Many Sundays I look out across the congregation and watch
you: Shawna and Raymond Lee, with their brood of wonderful and rambunctious boys; MJ and Katherine Pritchett with their fledgling children, offering them support as they leave the nest; Dick and Jackie Alder, with their deep, lifelong companionship and love for one another. And I know I will never have those things. If I am to live by church doctrine, I am relegated to a life of solitude, and my sentence is to grow old and leave this world alone.
Those are painful moments for me. Yet when the Sacrament is passed, and I bow my head and speak my sorrow to my Heavenly Father, something equally grand happens.
Almost without exception, a feeling washes over me from deep inside my soul. A tender, warm, yet powerful feeling–and a voice that tells me, “You belong here.”Not when I have it all figured out, not when I am perfect, not when I know all the answers — but today, right here, right now. With you. That, my dear brothers and sisters, is why I am Mormon. Because I belong here.
I had no choice whether or not to be a child of my Heavenly Father. And I had no choice whether or not to be gay. Both things simply are. Both things are intertwined into the DNA of my soul so deeply that you could not extricate one from the other without destroying who I am. They are, in fact, who I am.
Why do I speak to you today?
I don’t want pity.
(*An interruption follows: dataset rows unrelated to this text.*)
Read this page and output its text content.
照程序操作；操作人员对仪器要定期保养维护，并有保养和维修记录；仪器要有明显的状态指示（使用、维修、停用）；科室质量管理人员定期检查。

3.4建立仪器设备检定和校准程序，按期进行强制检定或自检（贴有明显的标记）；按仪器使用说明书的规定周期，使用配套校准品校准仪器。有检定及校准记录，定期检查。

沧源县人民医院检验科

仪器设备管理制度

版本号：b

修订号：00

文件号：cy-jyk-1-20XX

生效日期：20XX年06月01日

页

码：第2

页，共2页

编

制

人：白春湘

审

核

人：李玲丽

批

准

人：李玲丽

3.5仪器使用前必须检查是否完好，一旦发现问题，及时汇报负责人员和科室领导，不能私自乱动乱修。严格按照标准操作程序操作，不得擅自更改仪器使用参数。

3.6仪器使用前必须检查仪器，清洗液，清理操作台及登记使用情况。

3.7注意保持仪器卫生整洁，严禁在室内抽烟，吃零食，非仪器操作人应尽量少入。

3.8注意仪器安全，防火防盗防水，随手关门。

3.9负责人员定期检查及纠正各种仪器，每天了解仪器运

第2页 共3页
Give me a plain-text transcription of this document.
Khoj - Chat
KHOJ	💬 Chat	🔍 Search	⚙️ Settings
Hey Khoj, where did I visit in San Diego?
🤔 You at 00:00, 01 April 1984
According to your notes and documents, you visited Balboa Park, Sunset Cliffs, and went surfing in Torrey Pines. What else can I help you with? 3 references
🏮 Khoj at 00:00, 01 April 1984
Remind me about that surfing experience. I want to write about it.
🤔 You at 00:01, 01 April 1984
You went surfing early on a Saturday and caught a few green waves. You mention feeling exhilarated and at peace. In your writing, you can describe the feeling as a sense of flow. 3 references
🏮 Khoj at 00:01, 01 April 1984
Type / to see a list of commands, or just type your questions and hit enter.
To pity me is to make me a victim. I want understanding. To understand me, is to love me as an equal.
I don’t want tolerance. If I am tolerated, I am disliked or feared in some way. I want respect as a fellow striving child of Go — an equal in His eyes.
I don’t want acceptance. To accept me is to graciously grant me the favor of your company. To accept me is to marginalize me with the assumption that I am less than you. I am your peer. I am neither above you nor below you.
I don’t want judgment. My path may be different than yours, but it is a plan built for me by a power greater than any of us in this room. To judge me is to judge the designer of that path.
I do not want to be viewed as a mistake. My path on this Earth was prescribed uniquely for me, just as yours was. It was designed to give me the experiences I need to grow as a child of my Heavenly Father. To view me as a mistake is to view Him as a maker of mistakes.
We are very different, you and I — on a cosmetic level. You have spouses, or the opportunity for spouses, I do not. You have children, or the opportunity for children, I do not. You are attracted to those of the opposite gender, I am attracted to those of my same gender.
What I want most of all is for you to look past the cosmetic. I want you to look at what makes us the same: the simple fact that we are all children of our Heavenly Father, and we are struggling day to day to understand how to best do His will, and how to return to Him. It is that similarity, brothers and sisters, that weighs more than all the cosmetic differences in His universe.
You know who I am. You have been seated next to me in meetings. You have greeted me with enthusiasm when you’ve seen me come to Church. You have heard my voice in prayer. And now, you have heard my truth.
Thank you, Mitch Mayne, for sharing part of yourself. I am grateful for your gift.